Many Americans are dismayed, as they surely should be, by the domestic massacres of their children. These are the deaths closest to home and the ones they are forced to face up to due to media attention. They are also confused about what to do because, for so many, guns and freedom are synonymous. All the other instances of violence: the nightly murders in poor districts of cities and towns across the nation, the piled up bodies of adults and children in places like Vietnam and Iraq, are largely hidden from the citizenry. And certainly the consequences for the average of citizen of Iran of the U.S. government acting out in a powerful way, will be kept remote enough so as to avoid all empathy.

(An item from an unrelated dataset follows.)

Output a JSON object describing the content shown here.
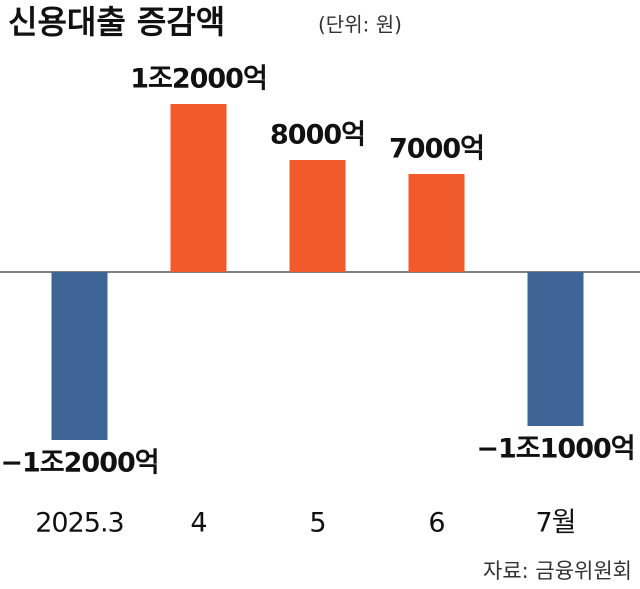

Whether Americans are paying attention or not, their government, their elected officials, continue to make sure that the U.S. remains out and about across the globe, projecting the nation’s power via guns and sanctions, and thereby helping to lower the world’s burgeoning population in the most negative of all possible ways.
The politicians who initiate these murderous policies may hardly know, in any fully analyzed way, why they do so. But they know it feels culturally comfortable to persist. They have their superficial ideological conviction that there must be an evil enemy to fight and, in juxtaposition to that enemy, they are always the good guys. Many also have the simplistic notion that gun ownership is as vital to the individual citizen’s freedom as military power is to the nation’s liberty. Just as the individual American believes he owns that semi-automatic rifle to protect home and hearth, so his national leaders cherish (and over-fund) the national arsenal. They have power and they will use it. They believe, probably sincerely, that they are still on the frontier protecting their homestead from the uncivilized.
Lawrence Davidson is professor of history at West Chester University in West Chester PA.